Office Depot signaled this broader strategy last year with the reorganization of its business units under the newly formed company called ODP Corporation. Notice the removal of the reference to “office”. This rebranding allows them to expand into adjacent product categories and business services in the broader B2B market. ODP also recently rejected a buyout offer from Staples. This was the third time that Staples and Office Depot have attempted to merge in some fashion. The first two attempts were negated by regulatory anti-competitive concerns. Ironically with the all the changes in how B2B and B2C customers buy office supplies and the overall office supply market, this combination probably wouldn’t have concerned regulators now. This time it is because ODP is bullish on their bigger plans to continue to transform from a legacy office supplies retailer and business services provider with a strategic focus on the larger and faster growing B2B marketplace.

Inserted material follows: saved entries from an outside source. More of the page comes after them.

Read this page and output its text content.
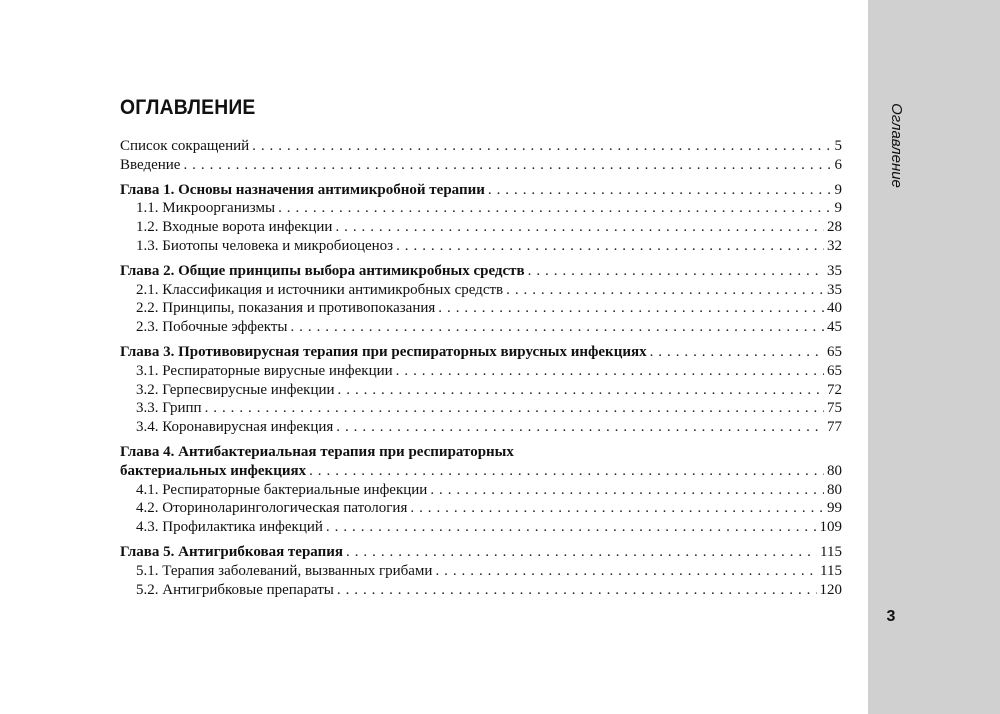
ОГЛАВЛЕНИЕ
Список сокращений . . .	5
Введение . . .	6
Глава 1. Основы назначения антимикробной терапии . . .	9
1.1. Микроорганизмы . . .	9
1.2. Входные ворота инфекции . . .	28
1.3. Биотопы человека и микробиоценоз . . .	32
Глава 2. Общие принципы выбора антимикробных средств . . .	35
2.1. Классификация и источники антимикробных средств . . .	35
2.2. Принципы, показания и противопоказания . . .	40
2.3. Побочные эффекты . . .	45
Глава 3. Противовирусная терапия при респираторных вирусных инфекциях . . .	65
3.1. Респираторные вирусные инфекции . . .	65
3.2. Герпесвирусные инфекции . . .	72
3.3. Грипп . . .	75
3.4. Коронавирусная инфекция . . .	77
Глава 4. Антибактериальная терапия при респираторных
бактериальных инфекциях . . .	80
4.1. Респираторные бактериальные инфекции . . .	80
4.2. Оториноларингологическая патология . . .	99
4.3. Профилактика инфекций . . .	109
Глава 5. Антигрибковая терапия . . .	115
5.1. Терапия заболеваний, вызванных грибами . . .	115
5.2. Антигрибковые препараты . . .	120
Оглавление
3
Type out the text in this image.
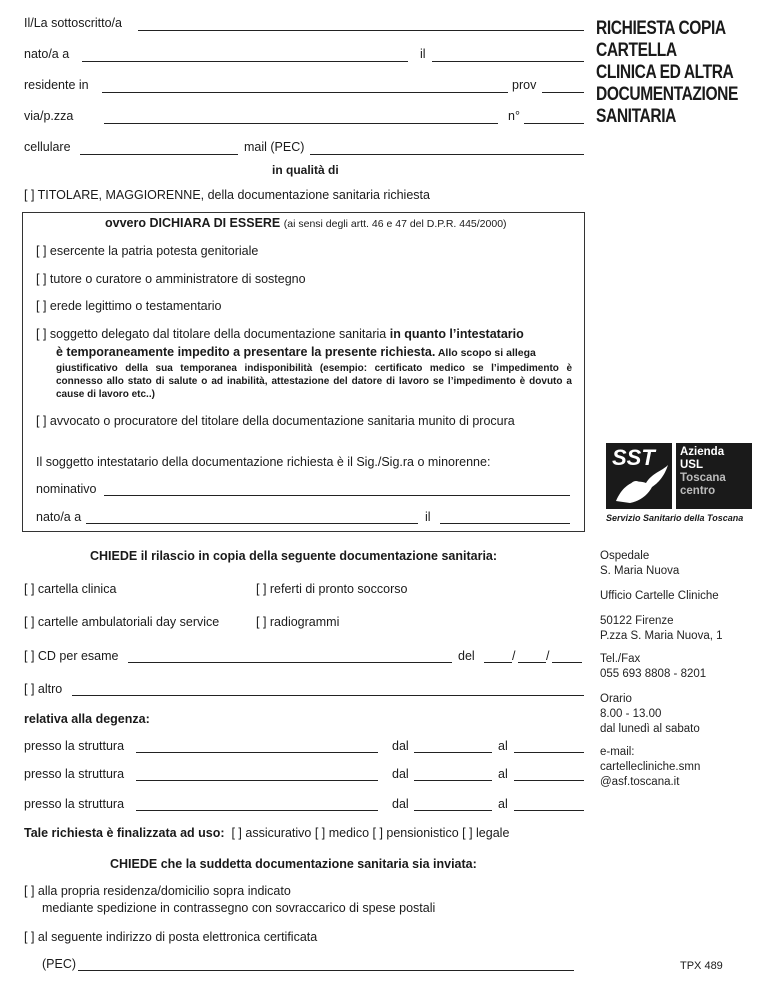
RICHIESTA COPIA CARTELLA CLINICA ED ALTRA DOCUMENTAZIONE SANITARIA
Il/La sottoscritto/a
nato/a a	il
residente in	prov
via/p.zza	n°
cellulare	mail (PEC)
in qualità di
[ ] TITOLARE, MAGGIORENNE, della documentazione sanitaria richiesta
ovvero DICHIARA DI ESSERE (ai sensi degli artt. 46 e 47 del D.P.R. 445/2000)
[ ] esercente la patria potesta genitoriale
[ ] tutore o curatore o amministratore di sostegno
[ ] erede legittimo o testamentario
[ ] soggetto delegato dal titolare della documentazione sanitaria in quanto l’intestatario
è temporaneamente impedito a presentare la presente richiesta. Allo scopo si allega
giustificativo della sua temporanea indisponibilità (esempio: certificato medico se l’impedimento è connesso allo stato di salute o ad inabilità, attestazione del datore di lavoro se l’impedimento è dovuto a cause di lavoro etc..)
[ ] avvocato o procuratore del titolare della documentazione sanitaria munito di procura
Il soggetto intestatario della documentazione richiesta è il Sig./Sig.ra o minorenne:
nominativo
nato/a a	il
SST Azienda
USL
Toscana
centro
Servizio Sanitario della Toscana
CHIEDE il rilascio in copia della seguente documentazione sanitaria:
[ ] cartella clinica	[ ] referti di pronto soccorso
[ ] cartelle ambulatoriali day service	[ ] radiogrammi
[ ] CD per esame	del	/ /
[ ] altro
relativa alla degenza:
presso la struttura	dal	al
presso la struttura	dal	al
presso la struttura	dal	al
Tale richiesta è finalizzata ad uso: [ ] assicurativo [ ] medico [ ] pensionistico [ ] legale
CHIEDE che la suddetta documentazione sanitaria sia inviata:
[ ] alla propria residenza/domicilio sopra indicato
mediante spedizione in contrassegno con sovraccarico di spese postali
[ ] al seguente indirizzo di posta elettronica certificata
(PEC)
Ospedale
S. Maria Nuova
Ufficio Cartelle Cliniche
50122 Firenze
P.zza S. Maria Nuova, 1
Tel./Fax
055 693 8808 - 8201
Orario
8.00 - 13.00
dal lunedì al sabato
e-mail:
cartellecliniche.smn
@asf.toscana.it
TPX 489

They have made several moves and investments to accelerate this strategy. They acquired BuyerQuest, an eProcurement platform, to obtain more of the procurement capabilities necessary for B2B buyers and hired a couple of executives who spearheaded the launch of Amazon Business to fast-track the new digital business platform into this more wide-ranging market. ODP has also partnered with Microsoft to leverage Azure for cloud operations and will make available the ODP platform to Microsoft’s Dynamics 365 Business Central customers.

Note, even with all the efforts into this digital initiative, this is not a “burn the ships” strategy. With a fleet of more than a 1,000 vehicles, a large distribution footprint and established supplier relationships, it positions ODP to leverage significant parts of their seemingly outdated business model with their digital platform to their competitive advantage.


WalMart is running a similar play as Home Depot and Office Depot to combine their physical assets and digital platform to satisfy the changing buying behaviors of consumers and take on Amazon. With ecommerce orders surging during the pandemic, Walmart stores have turned into a distribution center of sorts with workers running around the store picking and packing online orders for customers to pick up curbside or have delivered to their homes. The surging number of online orders doesn’t seem like it will subside to pre-pandemic levels even when things begin to get back to normal. With this new reality setting in for all retailers, Walmart is looking at how to full-fill these orders more efficiently.

Walmart has been automating its distribution centers over the last few years and can see the benefits. So even before the pandemic with ecommerce orders already growing, Walmart was experimenting with how to bring those automation capabilities to its stores to provide for a more efficient and predictable cost structure for fulfilling these orders. They are now looking at expanding those efforts to more and more stores. The plan is to build automated fulfillment centers, “mini distribution centers”, connected to their stores that can leverage robotics and automation to speed up the picking and packing process for online orders. These centers would stock the most popular online order items and rely on the instore stock for items it may not stock in the fulfillment center to complete an order. In their pilot they were able to full-fill orders 10 times faster, going form 100 orders a day to 1,000. This provides Walmart with more of a fixed cost structure and customers with more rapid reliable fulfillment of their orders. With that kind of speed, this channel may become a even more popular channel,


Similar to Home Depot … in this new digital world, Office Depot and Walmart are using their traditional business model with all of its physical assets (stores, distribution centers, delivery trucks, sales people) to their competitive advantage to meet the requirements of today’s B2B and B2C customers and turn the tables on Amazon.